Answer :

Sure, let's calculate the amount of water produced by the combustion of 16 grams of methane (CH₄).

First, we need to write down the balanced chemical equation for the combustion of methane:
[tex]\[ \text{CH}_4 + 2\text{O}_2 \rightarrow \text{CO}_2 + 2\text{H}_2\text{O} \][/tex]

This equation tells us that 1 mole of methane (CH₄) reacts with 2 moles of oxygen (O₂) to produce 1 mole of carbon dioxide (CO₂) and 2 moles of water (H₂O).

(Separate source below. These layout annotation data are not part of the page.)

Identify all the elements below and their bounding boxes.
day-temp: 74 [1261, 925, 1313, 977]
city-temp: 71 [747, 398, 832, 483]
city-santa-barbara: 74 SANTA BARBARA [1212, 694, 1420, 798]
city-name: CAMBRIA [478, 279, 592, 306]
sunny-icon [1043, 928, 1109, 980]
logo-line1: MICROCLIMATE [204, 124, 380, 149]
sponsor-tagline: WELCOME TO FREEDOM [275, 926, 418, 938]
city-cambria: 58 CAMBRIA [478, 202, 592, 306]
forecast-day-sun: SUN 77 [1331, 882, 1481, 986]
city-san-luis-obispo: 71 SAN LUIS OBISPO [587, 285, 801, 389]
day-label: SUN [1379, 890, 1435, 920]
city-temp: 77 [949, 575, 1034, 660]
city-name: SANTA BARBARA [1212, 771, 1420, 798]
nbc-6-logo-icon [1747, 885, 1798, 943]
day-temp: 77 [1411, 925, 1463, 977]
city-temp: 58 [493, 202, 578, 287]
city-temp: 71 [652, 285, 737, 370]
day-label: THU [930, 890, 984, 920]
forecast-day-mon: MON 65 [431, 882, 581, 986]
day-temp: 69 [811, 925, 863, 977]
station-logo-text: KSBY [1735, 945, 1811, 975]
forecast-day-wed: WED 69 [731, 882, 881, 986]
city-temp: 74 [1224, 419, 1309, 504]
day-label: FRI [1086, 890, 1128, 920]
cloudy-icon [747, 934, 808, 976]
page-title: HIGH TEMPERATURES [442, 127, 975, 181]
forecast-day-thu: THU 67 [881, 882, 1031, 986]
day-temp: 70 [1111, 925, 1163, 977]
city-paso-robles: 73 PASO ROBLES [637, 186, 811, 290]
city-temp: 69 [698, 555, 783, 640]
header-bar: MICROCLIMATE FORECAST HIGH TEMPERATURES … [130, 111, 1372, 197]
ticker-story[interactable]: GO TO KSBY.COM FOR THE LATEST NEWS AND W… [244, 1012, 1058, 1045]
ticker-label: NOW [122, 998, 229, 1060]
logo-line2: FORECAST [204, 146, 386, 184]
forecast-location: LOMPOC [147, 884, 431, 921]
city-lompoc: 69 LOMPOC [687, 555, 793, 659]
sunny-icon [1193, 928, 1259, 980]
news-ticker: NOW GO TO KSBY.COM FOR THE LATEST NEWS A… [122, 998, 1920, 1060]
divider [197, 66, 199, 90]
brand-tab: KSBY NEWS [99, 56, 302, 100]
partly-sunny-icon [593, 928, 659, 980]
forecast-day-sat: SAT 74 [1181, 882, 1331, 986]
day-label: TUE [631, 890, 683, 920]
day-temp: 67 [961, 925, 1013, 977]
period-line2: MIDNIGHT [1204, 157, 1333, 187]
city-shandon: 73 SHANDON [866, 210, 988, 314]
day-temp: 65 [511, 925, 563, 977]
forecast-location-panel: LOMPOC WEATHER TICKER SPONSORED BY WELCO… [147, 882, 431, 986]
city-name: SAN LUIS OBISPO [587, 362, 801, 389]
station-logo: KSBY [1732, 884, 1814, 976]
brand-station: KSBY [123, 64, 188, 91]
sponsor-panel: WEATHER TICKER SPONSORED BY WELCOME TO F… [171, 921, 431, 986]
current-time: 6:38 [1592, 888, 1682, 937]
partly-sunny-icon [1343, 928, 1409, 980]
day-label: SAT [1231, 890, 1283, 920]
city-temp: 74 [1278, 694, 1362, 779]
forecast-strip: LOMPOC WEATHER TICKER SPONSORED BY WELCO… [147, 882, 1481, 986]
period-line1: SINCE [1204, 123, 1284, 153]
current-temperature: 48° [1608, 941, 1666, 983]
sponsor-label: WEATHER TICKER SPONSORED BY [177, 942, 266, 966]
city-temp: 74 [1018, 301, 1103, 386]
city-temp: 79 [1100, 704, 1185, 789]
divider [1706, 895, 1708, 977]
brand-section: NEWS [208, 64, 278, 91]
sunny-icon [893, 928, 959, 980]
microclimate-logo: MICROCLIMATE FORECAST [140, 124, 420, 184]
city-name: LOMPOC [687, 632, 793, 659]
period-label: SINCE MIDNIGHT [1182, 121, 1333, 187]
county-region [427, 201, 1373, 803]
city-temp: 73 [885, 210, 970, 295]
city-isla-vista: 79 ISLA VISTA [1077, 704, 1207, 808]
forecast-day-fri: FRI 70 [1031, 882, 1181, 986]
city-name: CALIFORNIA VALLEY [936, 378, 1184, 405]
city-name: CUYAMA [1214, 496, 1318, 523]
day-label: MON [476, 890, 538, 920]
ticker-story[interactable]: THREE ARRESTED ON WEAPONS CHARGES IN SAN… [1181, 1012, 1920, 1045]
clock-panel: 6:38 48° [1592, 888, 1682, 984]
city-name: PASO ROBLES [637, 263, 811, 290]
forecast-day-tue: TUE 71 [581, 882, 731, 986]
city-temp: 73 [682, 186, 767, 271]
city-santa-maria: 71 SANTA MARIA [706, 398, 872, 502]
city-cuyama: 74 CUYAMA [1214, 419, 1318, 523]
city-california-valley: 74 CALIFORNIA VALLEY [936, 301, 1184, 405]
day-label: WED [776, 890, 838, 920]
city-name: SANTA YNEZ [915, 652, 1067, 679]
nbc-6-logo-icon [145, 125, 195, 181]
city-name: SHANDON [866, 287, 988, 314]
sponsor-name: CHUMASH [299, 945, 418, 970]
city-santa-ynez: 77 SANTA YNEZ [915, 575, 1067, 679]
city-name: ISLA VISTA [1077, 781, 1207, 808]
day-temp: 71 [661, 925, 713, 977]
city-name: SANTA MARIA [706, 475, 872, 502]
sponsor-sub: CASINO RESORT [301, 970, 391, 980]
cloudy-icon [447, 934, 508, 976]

Next, we need to determine the molar masses of the involved substances:
- Molar mass of methane (CH₄) = 16 g/mol (12 g/mol for carbon + 4 g/mol for hydrogen)
- Molar mass of water (H₂O) = 18 g/mol (16 g/mol for oxygen + 2 g/mol for hydrogen)

Now, we'll calculate the moles of methane:
[tex]\[ \text{Moles of CH}_4 = \frac{\text{Mass of CH}_4}{\text{Molar mass of CH}_4} = \frac{16 \text{ g}}{16 \text{ g/mol}} = 1 \text{ mol} \][/tex]

According to the balanced chemical equation, 1 mole of methane will produce 2 moles of water. Therefore:
[tex]\[ \text{Moles of H}_2\text{O} = 2 \times \text{Moles of CH}_4 = 2 \times 1 \text{ mol} = 2 \text{ mol} \][/tex]

Finally, we calculate the mass of water produced from the moles of water:
[tex]\[ \text{Mass of H}_2\text{O} = \text{Moles of H}_2\text{O} \times \text{Molar mass of H}_2\text{O} = 2 \text{ mol} \times 18 \text{ g/mol} = 36 \text{ g} \][/tex]

So, the amount of water produced by the combustion of 16 grams of methane is 36 grams.